Rosalys Coope (1921–2018) was a much respected architectural historian. As well as an academic and researcher she served in the Women's Royal Naval Service during World War II.

== Biography ==

=== Early life and education ===
Rosalys T Torr was born in 1921; the birth registered in Steyning, Sussex. Her mother died when Rosalys was ten months old.

Torr's education in the 1930s took place in Switzerland and Italy. In 1938, as war threatened and with Mussolini in power in Italy, she resided in Florence at a house sheltering Jewish people trying to flee the country. At the height of the Munich Crisis in that same year Torr was in Paris eventually making her way home to comparative safety. Torr joined the Women's Royal Naval Service. She served in Ceylon (now Sri Lanka) in 1944 and attained the rank of Acting 3rd Officer.

After the war ended Torr became an undergraduate of the Courtauld Institute of Art, London, under the tutelage of Margaret Whinney. It was in London that she met and married Peter Coope (1919–2005) in 1951 in Chelsea. The couple moved to Epperstone in Nottinghamshire in the same year. They had two daughters, Clare and Helena.

== Working life ==

=== London ===
After the war and before her marriage Torr worked as assistant to Sir Kenneth Clark for two years. Sir Kenneth had been appointed Slade Professor of Fine Art at the University of Oxford in 1946 for a term of three years. He was also a member of various important committees during this period.

=== Nottingham ===
Her marriage to Peter Coope, a Chartered Accountant, was followed by the move to Epperstone, where her husband joined his father's accountancy practice. Following the birth of their two children, Coope took up her research interests joining the Bromley House Library and becoming a member of the Council of the Thoroton Society in 1955 and its president from 2008 to 2014.

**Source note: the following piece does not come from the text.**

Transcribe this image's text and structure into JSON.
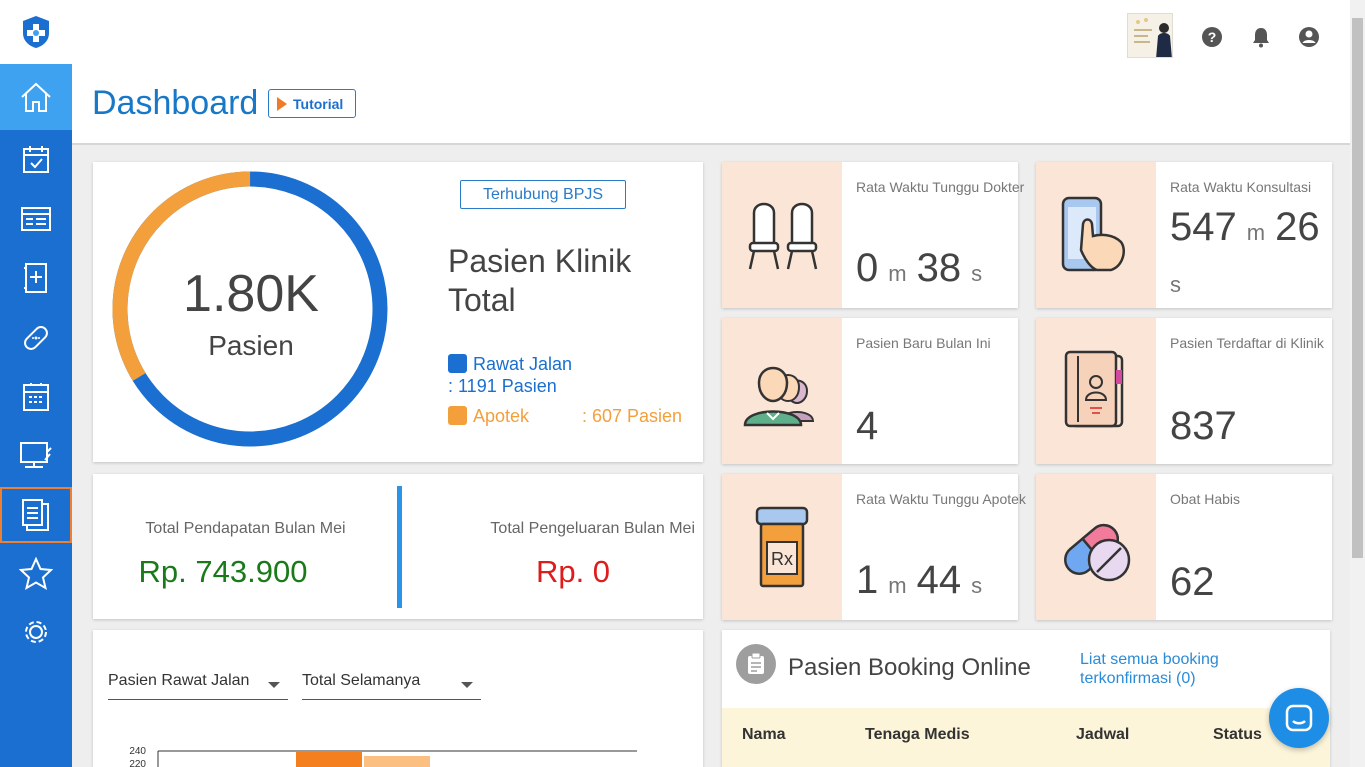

Over the ensuing years Coope remained an active researcher and author in her field with a number of publications to her name. Her works included articles for the journal 'Architectural History'.

Her interest in and enthusiasm for research culminated in her registering for a PhD, at the Courtauld Institute of Art, which was subsequently awarded in 1972. Her tutor was Anthony Blunt and their interests coincided not least with Coope's fluency in French. The subject of her dissertation was the French architect Salomon de Brosse (1565–1630).

== Legacy ==
As well as her published works, Coope became part of the fabric of intellectual life in Nottingham as her various obituaries attest.

Photographs attributed to Coope are held in the Conway Library collection of images at the Courtauld Institute of Art. This physical collection of glass and film negatives as well as photographic prints is in the process of being digitised as part of a wider project 'Courtauld Connects'.

== Recognition ==
In 1961 Coope was elected as Fellow of the Society of Antiquaries (FSA). An obituary notes that Coope was part of a group of young women scholars elected to the Society and that her life exemplified scholarly achievement in art and architectural history.

== Publications ==

- Salomon de Brasse and the Development of the Classical Style in French Architecture 1565–1630, (1972) Zwemmer, London.
- Newstead Abbey;: A Nottinghamshire Country Manor, Its Owners and Architectural History 1540–1931, (2014) The Thoroton Society of Nottinghamshire.
- Bromley House 1752-1991: Four Essays Celebrating the 175th Anniversary of the Foundation of the Nottingham Subscription Library (1991) Nottingham Subscription Library, Nottingham.
- Catalogue of the Drawings of the Royal Institutes of British Architects: Jacques Gentilhatre (1972) Farnborough Gregg, Farnborough.
- The Chateau of Montceau-en-Brie (1959) The Warburg and Courtauld Institutes, London.
- Lord Byron's Newstead: The Abbey and its Furnishings during the Poet's Ownership 1798–1817, (publishing date not known).
- The Long Gallery: Its Origins, Development, Use and Decoration (1986) Architectural History, Vol 29 (1986), pp43–72&74-84.